Three men enter guilty pleas to wildlife charges
Three men entered guilty pleas in relation to wildlife charges at St. Paul Provincial Court on Oct. 15, with Gary Padlesky, Christopher Dumbleton and William Machura all receiving fines as a result.
Padlesky, a St. Paul taxidermist, pled guilty to three charges, including possession of wildlife and exotic animals, for a $3,000 fine; a charge of exporting wildlife for a $15,000 fine; and a charge of false or misleading information, related to a false hunting license associated to a whitetail deer as recorded in a taxidermist record, for a $3,000 fine with an additional $4,000 payment to the province.
All other charges were withdrawn, including possession for purpose of trafficking, unlawful trafficking, using another’s license/whitetail deer license, importing or exporting an animal, possession of an animal and false or misleading information with a false hunting license associated to a whitetail deer.
Dumbleton, a guide from the Two Hills area, received two fines for guilty pleas to a charge of failing to immediately affix a tag, for a $2,000 fine, and a charge of hunting wildlife without a license, for another $2,000 fine. Charges of wasting edible flesh and having a loaded firearm in a vehicle were withdrawn.

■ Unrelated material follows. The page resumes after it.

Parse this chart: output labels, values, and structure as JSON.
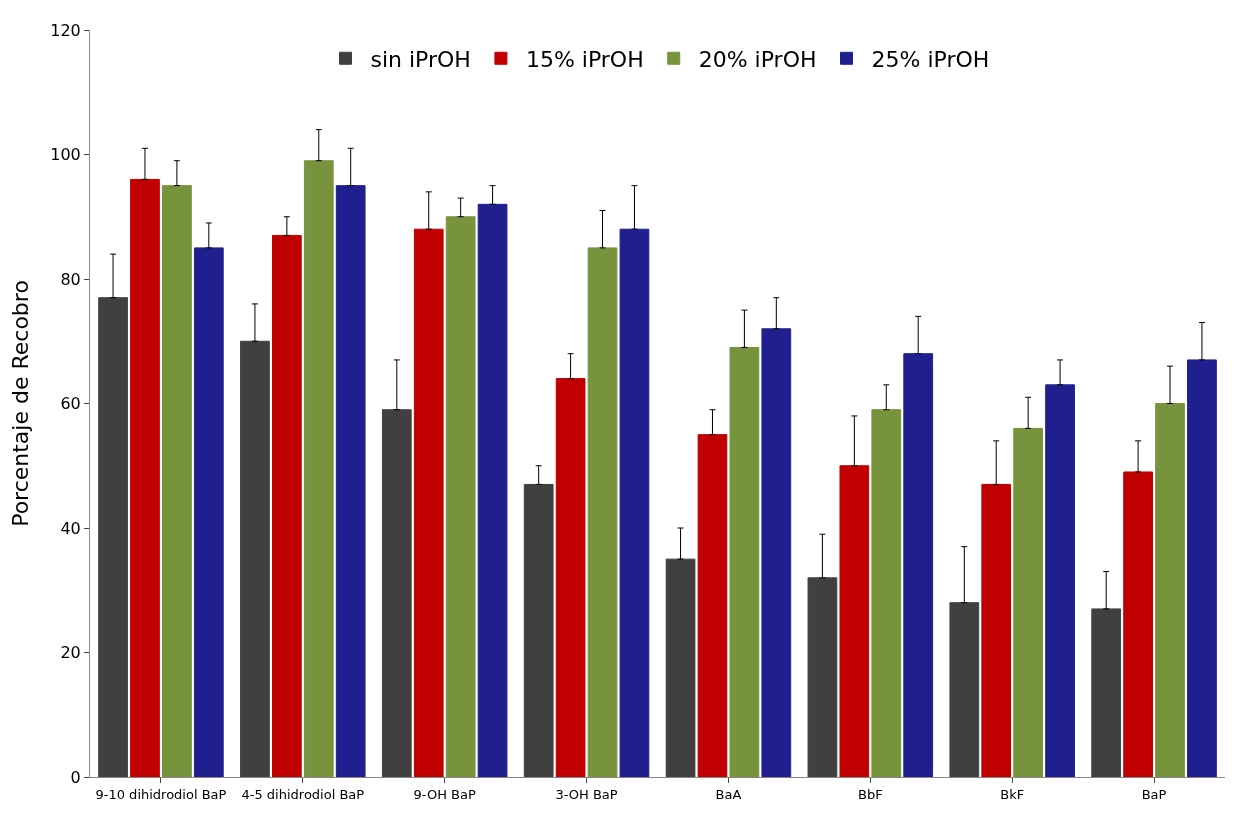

Charges against Vilna-based outfitter Machura, for failing to immediately affix a tag, wasting edible flesh, hunting wildlife without a license, and failing to report the kill of a whitetail deer, were withdrawn. Machura did enter a guilty plea to contravening Section 143 (1G) of wildlife regulations for a $1,000 fine. The section deals with regulations for an outfitter guide having to report activities such as the date of the kill, the species and the sex of an animal if a big game animal is killed by a hunter.
All the charges stem from Operation Buckeye, a three-year undercover operation by Sustainable Resource Development that finished in January 2011.
Brendan Cox, a public affairs officer with Alberta Justice and Solicitor General’s Office, said, “Multiple reports were received over three years, alleging that unlawful commercialization of wildlife was occurring in the St. Paul area.” The tips prompted the investigation, and resulted in 10 men, from Goodfish Lake First Nation, Two Hills, Vilna, Edmonton, Saddle Lake First Nation, Andrew, St. Paul and Saskatchewan, being served charges on Jan. 13, 2011. Eight of the men have entered guilty pleas to charges and accepted fines ranging from $230 to more than $20,000. Four of the men charged were acting as guides for Machura when charged, said Cox.
Charges against Diamond Willow Trophy in guiding without a license were dropped, while Lorne Stanley Houle of Goodfish Lake will be in court on Oct. 25 to speak to setting a trial date.
He asked anyone with information about violations to the Fish and Wildlife Act to call the Report a Poacher line at 1-800-642-3800.